Bapak pernah bilang, “Sing saha jalma nu apal diri na, maka bisa kenal ka Gusti na.” Itu dalam bahasa Sunda kawan, mungkin kalau di Indonesia kan, kurang lebih artinya Siapa yang kenal diri nya, maka dia bisa mengenal tuhannya.

Pepatah ini sampai sekarang terus saya renungi.

Kemarin, saat lagi di Bandung, saya menyempatkan ke toko buku Toga Mas yang ada di Jl. Supratman. Menurut saya, tak ada destinasi terbaik di Bandung selain toko buku. Mungkin ini terlalu naif, tapi dulu, saat pertama kali memasuki dunia kerja, selain keluarga, bukulah yang membuat saya semangat . Pikir saya kala itu, saya harus giat bekerja, biar bisa dapat uang, karena saya yakin, pemilik toko tak akan mau bukunya ditukar dengan kacang tanah.

Saat lagi asyik milih milih, saya menemukan satu buku, judulnya: Orang Maiyah karya Emha Ainun Nadjib. Ukuran bukunya lebih besar sedikit dari buku saku pramuka. Kecil. Halamannya pun ga tebel tebel amat. Tapi saat saya baca ulasannya, sepertinya menarik.

Sebenarnya buku ini bukan pyur karya Mbah Nun. Di awal buku beliau menulis:

“Ini adalah buku karya orang maiyah. Orisinal. Saya hanya berposisi sebagai semacam polisi lalu lintas untuk menata laju kendaraan cintan dan ilmu orang orang Maiyah. Tidak ada satu huruf pun saya ubah, revisi atau perbaiki. Saya tidak lebih baik dari siapapun dalam hal apapun.”

Buku ini terdiri dari 16 tulisan orang Maiyah. Tiap artikel langsung tamat. Kayak kumpulan cerpen yang dibukukan gitu. Artikel artikel nya ringan tapi membuat kita merenung lama. Dari 16 artikel tersebut, ada satu yang membuat saya tersenyum saat membacanya, judulnya: BULATAN KEHIDUPAN DAN ILMU GIGI.

Berikut salah satu kutipannya, Silakan dibaca, Kawan.

“Orang maiyah menemukan ilmu, kesejatian, cinta, kebahagiaan, dan Allah cukup hanya dengan memandang giginya tatkala sedang berkaca. Disana mereka bersyukur bahwa Allah mengambil keputusan untuk tidak membiarkan gigi terus tumbuh.”
Sambil baca, saya melihat Shafa, anak saya yang gigi nya baru pada tumbuh. Tumbuhnya tak merata, geraham udah ada, tapi gigi depannya masih bolong bolong, sepertinya akibat kebanyakan permen dan coklat. saya pun berdoa, “Ya Allah, tumbuhkanlah gigi anak saya ini. Kasian, kalau lagi nyengir debu pada masuk.”

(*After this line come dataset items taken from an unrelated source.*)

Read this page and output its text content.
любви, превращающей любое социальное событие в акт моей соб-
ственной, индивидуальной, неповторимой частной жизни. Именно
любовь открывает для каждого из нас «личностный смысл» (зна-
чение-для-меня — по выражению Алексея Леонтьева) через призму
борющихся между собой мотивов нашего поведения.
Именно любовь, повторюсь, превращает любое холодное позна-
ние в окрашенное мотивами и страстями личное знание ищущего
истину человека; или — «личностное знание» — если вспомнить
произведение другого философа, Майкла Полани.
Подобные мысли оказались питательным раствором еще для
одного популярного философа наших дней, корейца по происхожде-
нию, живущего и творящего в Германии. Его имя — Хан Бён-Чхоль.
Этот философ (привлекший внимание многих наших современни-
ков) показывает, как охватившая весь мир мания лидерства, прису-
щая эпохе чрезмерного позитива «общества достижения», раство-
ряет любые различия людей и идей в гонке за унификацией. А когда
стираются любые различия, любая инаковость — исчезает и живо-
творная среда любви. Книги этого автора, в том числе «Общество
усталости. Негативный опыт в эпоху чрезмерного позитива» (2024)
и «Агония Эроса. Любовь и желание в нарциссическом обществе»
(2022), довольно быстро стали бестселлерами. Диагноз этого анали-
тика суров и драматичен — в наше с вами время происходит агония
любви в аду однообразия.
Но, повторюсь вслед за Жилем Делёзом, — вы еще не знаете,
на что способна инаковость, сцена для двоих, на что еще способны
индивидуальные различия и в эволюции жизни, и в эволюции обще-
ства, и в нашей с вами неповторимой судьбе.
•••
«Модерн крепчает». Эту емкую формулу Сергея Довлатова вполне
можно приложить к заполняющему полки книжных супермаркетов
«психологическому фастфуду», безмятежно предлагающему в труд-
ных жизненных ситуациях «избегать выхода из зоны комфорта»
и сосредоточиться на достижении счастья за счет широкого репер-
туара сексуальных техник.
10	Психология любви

Tapi setelah membaca artikel ini, doa nya pun saya tambah, “Tapi pertumbuhannya jangan terlampau panjang ya Gusti. Normal normal saja, seperti manusia pada umumnya.”

Benar kata orang bijak, “Manusia itu sulit bersyukur terhadap apa yang mereka dapatkan secara cuma-cuma.”

Padahal, kalau gigi kita terus tumbuh hingga sekarang, hingga umur 28 tahun misalnya, betapa menyeramkan dan menyiksanya hidup ini. Kita bakalan susah makan buah-buahan. Buat makan mangga saja, kayanya harus di-blender dulu.

Hatur nuhun gusti Allah.

--
Subang, 22 Januari 2017. Ditulis di rumah, sambil nunggu nasi goreng spesial buatan bundanya Shafa.